Is your business embracing next-gen data visualisation?
Is your business embracing next-gen data visualisation?
By Stephanie Oley
Not too long ago, data visualisation was the realm of geeks. Scatter charts, graphs, pies, matrixes, pyramids, and other data outputs were meaningful mostly to numerate insiders. That made it hard for other skilled professionals to communicate complex changes in a simple, powerful way that resonated with decision-makers outside those teams.
Modern data visualisation – or datavis, as it’s nicknamed – is removing those communication barriers. Tools such as Power BI,Tableau and Tibco Spotfire can simplify, merge, break down or otherwise interpret datasets, using lush graphics to pinpoint the key issues.
These tools are also fairly intuitive in principle. This means analysts and other non-IT professionals can add visualisation skills to their skillset fairly easily, often after taking a short professional development course – not a formal degree.
If data visualisation wasn’t on your radar before, perhaps its exciting new direction could give an incentive to learn it. Foremost among these advances is the increasing likelihood that data will be delivered in video format as early as 2030.
Already, motion-enhanced visuals are helping businesses to generate more meaningful data. The infographics are streamed live, allowing businesses to see the speed or direction of new business flows in real time. Meanwhile, interactive features such as filters allow users to play with the possibilities, by focusing selectively on particular attributes of the data.
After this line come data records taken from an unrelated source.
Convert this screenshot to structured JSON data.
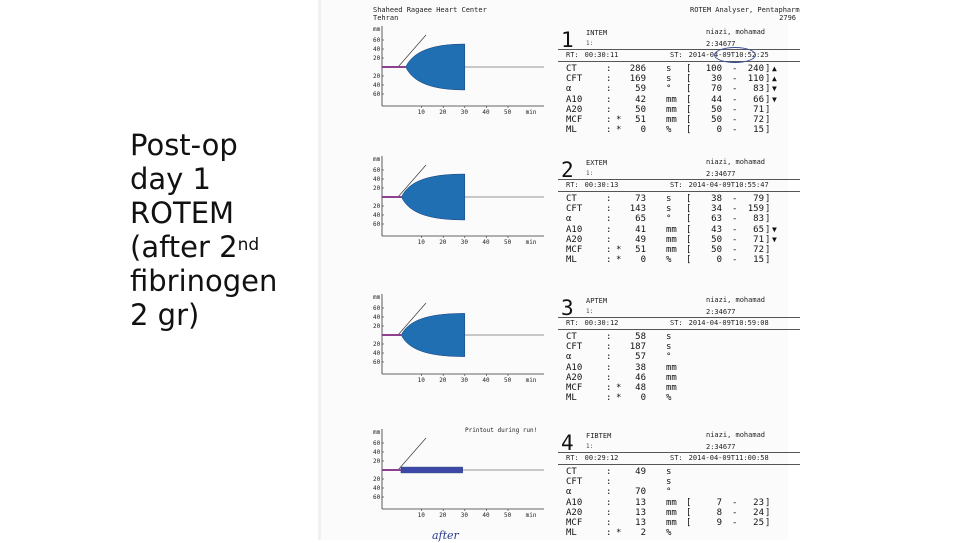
{
  "slide": {
    "lines": [
      "Post-op",
      "day 1",
      "ROTEM",
      "(after 2",
      "fibrinogen",
      "2 gr)"
    ],
    "sup": "nd"
  },
  "header": {
    "left": [
      "Shaheed Ragaee Heart Center",
      "Tehran"
    ],
    "right": [
      "ROTEM Analyser, Pentapharm",
      "2796"
    ]
  },
  "axis": {
    "unit": "mm",
    "y_ticks": [
      "60",
      "40",
      "20",
      "20",
      "40",
      "60"
    ],
    "x_ticks": [
      "10",
      "20",
      "30",
      "40",
      "50"
    ],
    "x_unit": "min"
  },
  "colors": {
    "trace": "#1f6fb2",
    "trace_dark": "#3c47a8",
    "ct_segment": "#8e3f8e",
    "ink": "#222222"
  },
  "tests": [
    {
      "number": "1",
      "name": "INTEM",
      "channel": "1:",
      "patient": [
        "niazi, mohamad",
        "2:34677"
      ],
      "rt_label": "RT:",
      "rt": "00:30:11",
      "st_label": "ST:",
      "st": "2014-04-09T10:52:25",
      "params": [
        {
          "name": "CT",
          "star": "",
          "value": "286",
          "unit": "s",
          "min": "100",
          "max": "240",
          "flag": "▲"
        },
        {
          "name": "CFT",
          "star": "",
          "value": "169",
          "unit": "s",
          "min": "30",
          "max": "110",
          "flag": "▲"
        },
        {
          "name": "α",
          "star": "",
          "value": "59",
          "unit": "°",
          "min": "70",
          "max": "83",
          "flag": "▼"
        },
        {
          "name": "A10",
          "star": "",
          "value": "42",
          "unit": "mm",
          "min": "44",
          "max": "66",
          "flag": "▼"
        },
        {
          "name": "A20",
          "star": "",
          "value": "50",
          "unit": "mm",
          "min": "50",
          "max": "71",
          "flag": ""
        },
        {
          "name": "MCF",
          "star": "*",
          "value": "51",
          "unit": "mm",
          "min": "50",
          "max": "72",
          "flag": ""
        },
        {
          "name": "ML",
          "star": "*",
          "value": "0",
          "unit": "%",
          "min": "0",
          "max": "15",
          "flag": ""
        }
      ],
      "trace": {
        "ct_min": 4.8,
        "amplitude_mm": 51,
        "run_min": 30
      }
    },
    {
      "number": "2",
      "name": "EXTEM",
      "channel": "1:",
      "patient": [
        "niazi, mohamad",
        "2:34677"
      ],
      "rt_label": "RT:",
      "rt": "00:30:13",
      "st_label": "ST:",
      "st": "2014-04-09T10:55:47",
      "params": [
        {
          "name": "CT",
          "star": "",
          "value": "73",
          "unit": "s",
          "min": "38",
          "max": "79",
          "flag": ""
        },
        {
          "name": "CFT",
          "star": "",
          "value": "143",
          "unit": "s",
          "min": "34",
          "max": "159",
          "flag": ""
        },
        {
          "name": "α",
          "star": "",
          "value": "65",
          "unit": "°",
          "min": "63",
          "max": "83",
          "flag": ""
        },
        {
          "name": "A10",
          "star": "",
          "value": "41",
          "unit": "mm",
          "min": "43",
          "max": "65",
          "flag": "▼"
        },
        {
          "name": "A20",
          "star": "",
          "value": "49",
          "unit": "mm",
          "min": "50",
          "max": "71",
          "flag": "▼"
        },
        {
          "name": "MCF",
          "star": "*",
          "value": "51",
          "unit": "mm",
          "min": "50",
          "max": "72",
          "flag": ""
        },
        {
          "name": "ML",
          "star": "*",
          "value": "0",
          "unit": "%",
          "min": "0",
          "max": "15",
          "flag": ""
        }
      ],
      "trace": {
        "ct_min": 1.2,
        "amplitude_mm": 51,
        "run_min": 30
      }
    },
    {
      "number": "3",
      "name": "APTEM",
      "channel": "1:",
      "patient": [
        "niazi, mohamad",
        "2:34677"
      ],
      "rt_label": "RT:",
      "rt": "00:30:12",
      "st_label": "ST:",
      "st": "2014-04-09T10:59:08",
      "params": [
        {
          "name": "CT",
          "star": "",
          "value": "58",
          "unit": "s",
          "min": "",
          "max": "",
          "flag": ""
        },
        {
          "name": "CFT",
          "star": "",
          "value": "187",
          "unit": "s",
          "min": "",
          "max": "",
          "flag": ""
        },
        {
          "name": "α",
          "star": "",
          "value": "57",
          "unit": "°",
          "min": "",
          "max": "",
          "flag": ""
        },
        {
          "name": "A10",
          "star": "",
          "value": "38",
          "unit": "mm",
          "min": "",
          "max": "",
          "flag": ""
        },
        {
          "name": "A20",
          "star": "",
          "value": "46",
          "unit": "mm",
          "min": "",
          "max": "",
          "flag": ""
        },
        {
          "name": "MCF",
          "star": "*",
          "value": "48",
          "unit": "mm",
          "min": "",
          "max": "",
          "flag": ""
        },
        {
          "name": "ML",
          "star": "*",
          "value": "0",
          "unit": "%",
          "min": "",
          "max": "",
          "flag": ""
        }
      ],
      "trace": {
        "ct_min": 1.0,
        "amplitude_mm": 48,
        "run_min": 30
      }
    },
    {
      "number": "4",
      "name": "FIBTEM",
      "channel": "1:",
      "patient": [
        "niazi, mohamad",
        "2:34677"
      ],
      "rt_label": "RT:",
      "rt": "00:29:12",
      "st_label": "ST:",
      "st": "2014-04-09T11:00:58",
      "printout": "Printout during run!",
      "params": [
        {
          "name": "CT",
          "star": "",
          "value": "49",
          "unit": "s",
          "min": "",
          "max": "",
          "flag": ""
        },
        {
          "name": "CFT",
          "star": "",
          "value": "",
          "unit": "s",
          "min": "",
          "max": "",
          "flag": ""
        },
        {
          "name": "α",
          "star": "",
          "value": "70",
          "unit": "°",
          "min": "",
          "max": "",
          "flag": ""
        },
        {
          "name": "A10",
          "star": "",
          "value": "13",
          "unit": "mm",
          "min": "7",
          "max": "23",
          "flag": ""
        },
        {
          "name": "A20",
          "star": "",
          "value": "13",
          "unit": "mm",
          "min": "8",
          "max": "24",
          "flag": ""
        },
        {
          "name": "MCF",
          "star": "",
          "value": "13",
          "unit": "mm",
          "min": "9",
          "max": "25",
          "flag": ""
        },
        {
          "name": "ML",
          "star": "*",
          "value": "2",
          "unit": "%",
          "min": "",
          "max": "",
          "flag": ""
        }
      ],
      "trace": {
        "ct_min": 0.8,
        "amplitude_mm": 13,
        "run_min": 29
      }
    }
  ],
  "handwritten_note": "after"
}
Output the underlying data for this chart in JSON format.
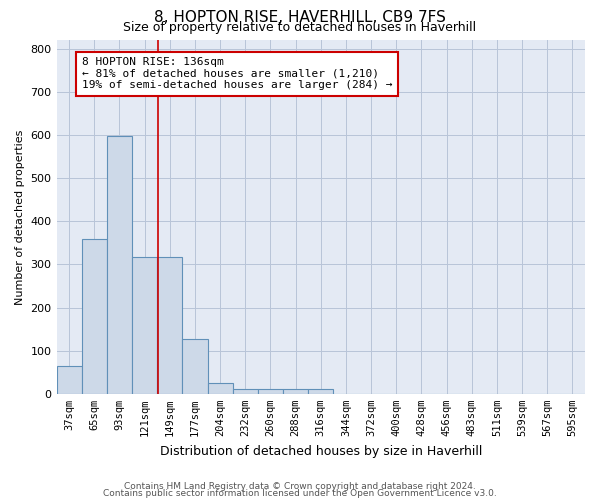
{
  "title": "8, HOPTON RISE, HAVERHILL, CB9 7FS",
  "subtitle": "Size of property relative to detached houses in Haverhill",
  "xlabel": "Distribution of detached houses by size in Haverhill",
  "ylabel": "Number of detached properties",
  "footer_line1": "Contains HM Land Registry data © Crown copyright and database right 2024.",
  "footer_line2": "Contains public sector information licensed under the Open Government Licence v3.0.",
  "categories": [
    "37sqm",
    "65sqm",
    "93sqm",
    "121sqm",
    "149sqm",
    "177sqm",
    "204sqm",
    "232sqm",
    "260sqm",
    "288sqm",
    "316sqm",
    "344sqm",
    "372sqm",
    "400sqm",
    "428sqm",
    "456sqm",
    "483sqm",
    "511sqm",
    "539sqm",
    "567sqm",
    "595sqm"
  ],
  "values": [
    65,
    358,
    597,
    317,
    317,
    128,
    25,
    10,
    10,
    10,
    10,
    0,
    0,
    0,
    0,
    0,
    0,
    0,
    0,
    0,
    0
  ],
  "bar_color": "#cdd9e8",
  "bar_edge_color": "#6090b8",
  "grid_color": "#b8c4d8",
  "bg_color": "#e4eaf4",
  "annotation_text": "8 HOPTON RISE: 136sqm\n← 81% of detached houses are smaller (1,210)\n19% of semi-detached houses are larger (284) →",
  "annotation_box_color": "#ffffff",
  "annotation_box_edge": "#cc0000",
  "vline_color": "#cc0000",
  "ylim": [
    0,
    820
  ],
  "yticks": [
    0,
    100,
    200,
    300,
    400,
    500,
    600,
    700,
    800
  ],
  "title_fontsize": 11,
  "subtitle_fontsize": 9,
  "xlabel_fontsize": 9,
  "ylabel_fontsize": 8,
  "tick_fontsize": 8,
  "xtick_fontsize": 7.5,
  "footer_fontsize": 6.5
}
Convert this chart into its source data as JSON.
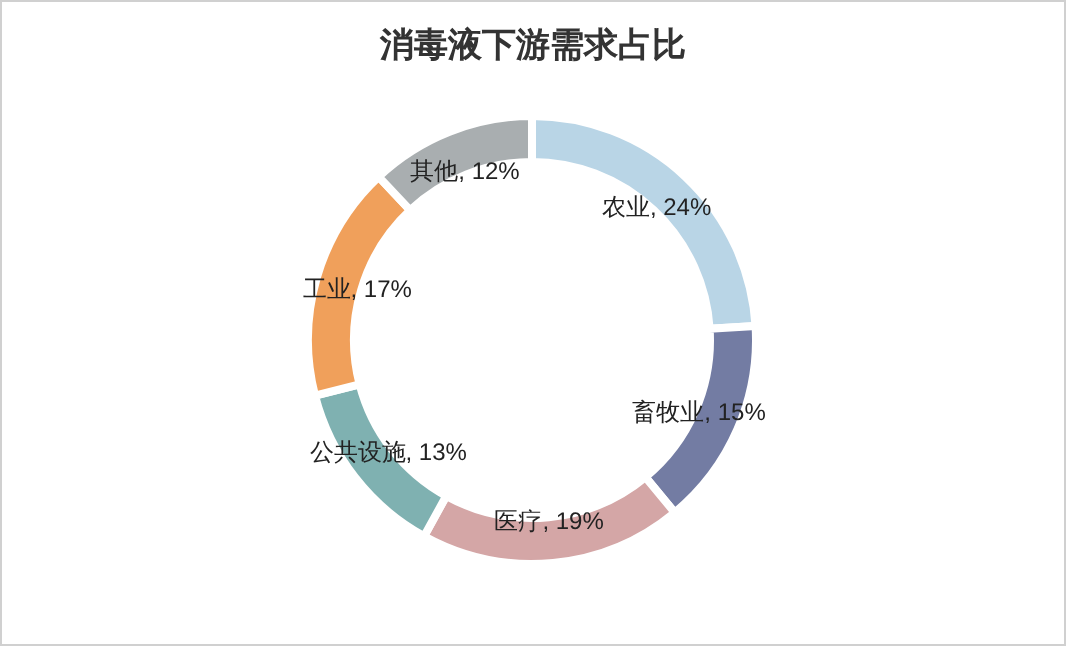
{
  "chart_data": {
    "type": "donut",
    "title": "消毒液下游需求占比",
    "categories": [
      "农业",
      "畜牧业",
      "医疗",
      "公共设施",
      "工业",
      "其他"
    ],
    "values": [
      24,
      15,
      19,
      13,
      17,
      12
    ],
    "colors": [
      "#b9d5e6",
      "#737ca3",
      "#d4a6a6",
      "#7fb1b1",
      "#f0a05b",
      "#a9aeb0"
    ],
    "value_labels": [
      "24%",
      "15%",
      "19%",
      "13%",
      "17%",
      "12%"
    ]
  }
}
Data visualisation Is storytelling with numbers
While datavis tools are straightforward enough to learn, the catch is that a practitioner’s overall approach must be strategic in nature. That’s because data visualisation isn’t just an opportunity to spit out another third-quarter result or product performance. It’s a way of telling the story behind the human decisions and other movements that drive different business outcomes.
For example, teams seeking to grasp a business opportunity might start with a hypothesis. Think of the property redevelopment business as an example. If a team of real estate enthusiasts wants to make the business profitable, where do they start? How can they ensure that every redevelopment is profitable?
First, the team needs to set the basic parameters. Neighbourhoods with a minimum threshold of properties, above-average mean sale prices, and large variances in property value can be some of these parameters.
Data could be effectively collated from the area’s housing database and previous sales records. A little SQL, and a picture soon emerges of which neighbourhoods match the developer’s criteria.
Finally, the team could test all possible outcomes of their theory, using datavis to formulate a null hypothesis and alternative hypothesis to set their action plan. The data can visualise the null hypothesis (the commonly accepted outcome), as well as the alternative hypothesis (less likely outcome). The goal is to establish the alternative hypothesis to become an acceptable outcome.
Data visualisation in practice
Interpreting data with these principles can be applied on an industry-wide scale, too. The Australian business landscape brims with stories of data used to make valuable decisions.
For example, an agricultural board exploring fresh fruit consumption in Australia finds that sales for traditional favourites such as bananas, oranges and apples are down. Various questions emerge: are we collectively eating less fruit? Are any age groups or regions skewing the results? Is the pattern seasonal, or is this the new normal?
By incorporating wider datasets, the board identifies that consumption has increased for non-citrus fruits, such as strawberries and avocados. Using interactive infographic filters, they might additionally focus on particular areas of interest – such as customer personas, seasonal variations, projections against overseas trends, and so on. Armed with this knowledge, the board can now set a strategic direction for the entire industry.
Data visualisation is transforming other industries, too. For example, architects are using infographics to help drive innovations in building designs, by addressing both visible and non-visible site relationships. Medical professionals are using data visualisation to identify new treatment pathways, drawing on sources as diverse as surveys, scorecards, medical dashboards, and manual inputs from healthcare professionals.
Which datavis tool is best for you?
Given the sophistication of modern data visualisation, a common misbelief is that only the technically savvy can use these tools.
However, the current suite of tools allow all users to analyse massive data sets in a few clicks. Being compatible with other standard business software, tools such as Tableau,PowerBI and Tibco Spotfire have a fairly low learning curve.
Both are powerful business tools and have a lot of similarities, such as drag-and-drop data dashboards. They can handle data from a multitude of sources, such as MS Excel, Google Analytics, JSON, SQL and others. The question only remains of which is best suited to your business.
If you’re not sure where to start or still want to polish your knowledge of data visualisation, consider taking an introductory course in Power BI, Power BI: Business Analytics, Tableau or Tibco Spotfire.
Those already comfortable with the Microsoft suite might be more drawn to Power BI, which is compatible with other MS products such as Excel, Azure and SQL. Salesforce’s Tableau is generally considered faster and more sophisticated, with an enormous collection of data connectors and visualisations. Tibco Spotfire is considered more sophisticated yet, but has a steeper learning curve.
With the technical barriers to learn data visualisation now this low, it’s easy to see why professionals from all backgrounds are flocking to learn about this craft.